Carla registrou toda a ocorrência e compartilhou nas redes na tentativa de receber um retorno da ViaQuatro e incentivar outras mulheres a denunciar o assédio. Ela também relatou não ter sido bem acolhida pelos agentes e que se sentiu coagida para não alarmar sobre a importunação.
“Dois deles [seguranças] queriam que eu ficasse quieta, que não tinha que fazer escândalo porque eles já estavam me conduzindo [para o balcão de informação da ViaQuatro]. Como não? Como não posso fazer escândalo? O cara passa a mão em mim, e eu vou ficar quieta?”, indagou.
Em uma ambulância, Carla foi conduzida à Casa da Mulher Brasileira no Cambuci, na Zona Sul. A unidade oferece vários tipos de serviços integrados para atender vítimas de violência de gênero, incluindo uma Delegacia da Mulher. A passageira foi atendida por uma psicóloga e registrou o boletim de ocorrência. O homem foi levado ao DP.
Em nota, a ViaQuatro disse que “agentes de atendimento e segurança atuaram de forma a resguardar a segurança e a integridade física de ambos. Conforme protocolo de atuação, foi oferecido atendimento de primeiros socorros à vítima, que recusou. Após diálogo e acolhimento junto ao time de atendimento da concessionária, a cliente aceitou ser encaminhada para a 1ª DDM – Centro onde foi lavrado um Boletim de Ocorrência” (leia a nota completa ao final).
Gyovanna Orsi, de 23 anos, não teve a mesma sorte. Ela trabalha no Centro e transita diariamente pela estação República. Um dia antes do caso de Carla, Gyovanna relatou ter sido acuada por dois homens enquanto descia as escadas para acessar o metrô.
[Na escada rolante] tinha um cara na minha frente, e ele colocou a mão entre mim e outro cidadão de blusa preta, meio que me interrompendo de descer. Comecei a sentir o cara atrás de mim meio que me encoxando.
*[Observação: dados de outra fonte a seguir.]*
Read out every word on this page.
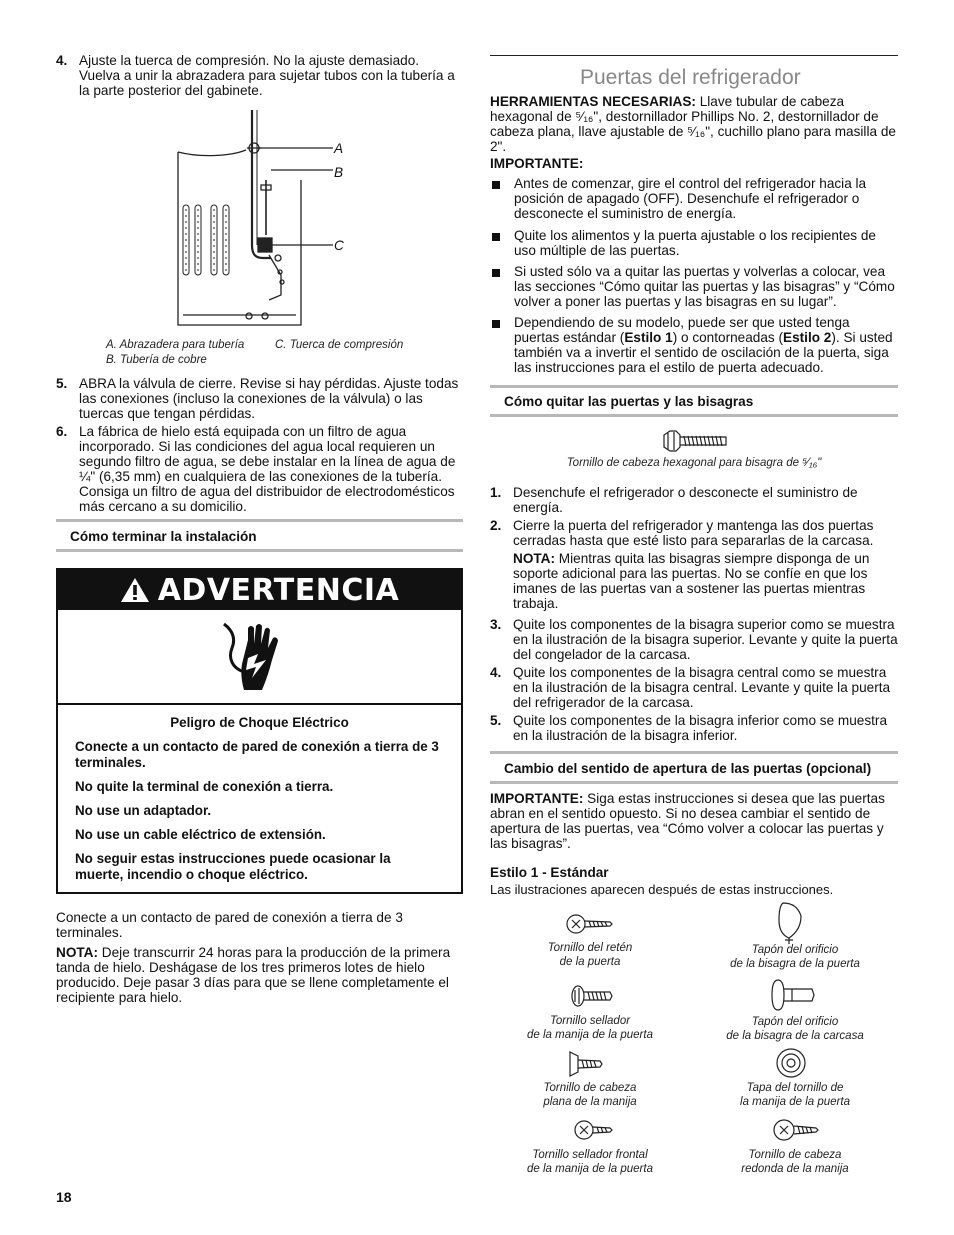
4. Ajuste la tuerca de compresión. No la ajuste demasiado. Vuelva a unir la abrazadera para sujetar tubos con la tubería a la parte posterior del gabinete.
A
B
C
A. Abrazadera para tubería
B. Tubería de cobre
C. Tuerca de compresión
5. ABRA la válvula de cierre. Revise si hay pérdidas. Ajuste todas las conexiones (incluso la conexiones de la válvula) o las tuercas que tengan pérdidas.
6. La fábrica de hielo está equipada con un filtro de agua incorporado. Si las condiciones del agua local requieren un segundo filtro de agua, se debe instalar en la línea de agua de ¼" (6,35 mm) en cualquiera de las conexiones de la tubería. Consiga un filtro de agua del distribuidor de electrodomésticos más cercano a su domicilio.
Cómo terminar la instalación
ADVERTENCIA
Peligro de Choque Eléctrico
Conecte a un contacto de pared de conexión a tierra de 3 terminales.
No quite la terminal de conexión a tierra.
No use un adaptador.
No use un cable eléctrico de extensión.
No seguir estas instrucciones puede ocasionar la muerte, incendio o choque eléctrico.
Conecte a un contacto de pared de conexión a tierra de 3 terminales.
NOTA: Deje transcurrir 24 horas para la producción de la primera tanda de hielo. Deshágase de los tres primeros lotes de hielo producido. Deje pasar 3 días para que se llene completamente el recipiente para hielo.
Puertas del refrigerador
HERRAMIENTAS NECESARIAS: Llave tubular de cabeza hexagonal de ⁵⁄₁₆", destornillador Phillips No. 2, destornillador de cabeza plana, llave ajustable de ⁵⁄₁₆", cuchillo plano para masilla de 2".
IMPORTANTE:
Antes de comenzar, gire el control del refrigerador hacia la posición de apagado (OFF). Desenchufe el refrigerador o desconecte el suministro de energía.
Quite los alimentos y la puerta ajustable o los recipientes de uso múltiple de las puertas.
Si usted sólo va a quitar las puertas y volverlas a colocar, vea las secciones “Cómo quitar las puertas y las bisagras” y “Cómo volver a poner las puertas y las bisagras en su lugar”.
Dependiendo de su modelo, puede ser que usted tenga puertas estándar (Estilo 1) o contorneadas (Estilo 2). Si usted también va a invertir el sentido de oscilación de la puerta, siga las instrucciones para el estilo de puerta adecuado.
Cómo quitar las puertas y las bisagras
Tornillo de cabeza hexagonal para bisagra de ⁵⁄₁₆"
1. Desenchufe el refrigerador o desconecte el suministro de energía.
2. Cierre la puerta del refrigerador y mantenga las dos puertas cerradas hasta que esté listo para separarlas de la carcasa.
NOTA: Mientras quita las bisagras siempre disponga de un soporte adicional para las puertas. No se confíe en que los imanes de las puertas van a sostener las puertas mientras trabaja.
3. Quite los componentes de la bisagra superior como se muestra en la ilustración de la bisagra superior. Levante y quite la puerta del congelador de la carcasa.
4. Quite los componentes de la bisagra central como se muestra en la ilustración de la bisagra central. Levante y quite la puerta del refrigerador de la carcasa.
5. Quite los componentes de la bisagra inferior como se muestra en la ilustración de la bisagra inferior.
Cambio del sentido de apertura de las puertas (opcional)
IMPORTANTE: Siga estas instrucciones si desea que las puertas abran en el sentido opuesto. Si no desea cambiar el sentido de apertura de las puertas, vea “Cómo volver a colocar las puertas y las bisagras”.
Estilo 1 - Estándar
Las ilustraciones aparecen después de estas instrucciones.
Tornillo del retén
de la puerta
Tapón del orificio
de la bisagra de la puerta
Tornillo sellador
de la manija de la puerta
Tapón del orificio
de la bisagra de la carcasa
Tornillo de cabeza
plana de la manija
Tapa del tornillo de
la manija de la puerta
Tornillo sellador frontal
de la manija de la puerta
Tornillo de cabeza
redonda de la manija
18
Nessa que eu olho para trás, ele estava se tocando. Quando eu percebi o que estava acontecendo, eu não tive reação.
Ela relembra que na hora ficou em choque e a única ação que conseguiu ter naquele momento foi dar uma cotovelada no homem e sair correndo. “Desci correndo justamente para procurar alguém para me ajudar, mas não tinha nenhum segurança do metrô, não tinha um policial. A única pessoa que aparentemente seria do metrô, era um dos caras que estava fazendo a manutenção de uma das catracas.”
Gyovanna voltou para casa e registrou um boletim de ocorrência online.
O sentimento de descaso não ocorre somente com os agentes de segurança das estações. Ana, que registrou em vídeo que estava sendo vítima de importunação sexual dentro de um vagão e entrou em contato com um dos canais de denúncia da CPTM, disse ter ido à delegacia após o ocorrido. A jovem, que chegou por volta das 17h e saiu quase à meia-noite, disse que não teve acolhimento nem pronto atendimento ao chegar ao DP.
“O delegado que me atendeu era atencioso, mas nos deram um baita chá de cadeira e o tempo todo queriam nos convencer a fazer o boletim online”, relatou. “Inclusive, quando eu fui mostrar meu vídeo ao delegado, uma policial mulher perguntou se o vídeo já estava acabando, porque o áudio estava atrapalhando-a”, relembrou.
Em nota, a Secretaria de Segurança Pública de São Paulo informou que a orientação para o registro online “é dada para maior comodidade, caso a mesma deseje”. A instituição também acrescentou que “a Polícia Civil preza pela prestação do atendimento humanizado e acolhedor a todas as mulheres vítimas de violência, em qualquer unidade policial. A Corregedoria da instituição está à disposição para apurar toda e qualquer denúncia relacionada aos seus agentes”.
O que diz a ViaQuatro
A ViaMobilidade e a ViaQuatro repudiam todo e qualquer ato de violência e assédio contra mulheres. Para tanto, contam com um estruturado programa de capacitação e treinamento contínuo de seus agentes de atendimento e segurança para que possam atuar com empatia e cuidado frente a eventuais ocorrências nos trens e estações. Dentre as ações estão o acolhimento da vítima e encaminhamento à delegacia caso a mesma deseje; caso o agressor seja identificado, os agentes de atendimento e segurança fazem a abordagem e o direcionamento para a autoridade policial em veículos separados.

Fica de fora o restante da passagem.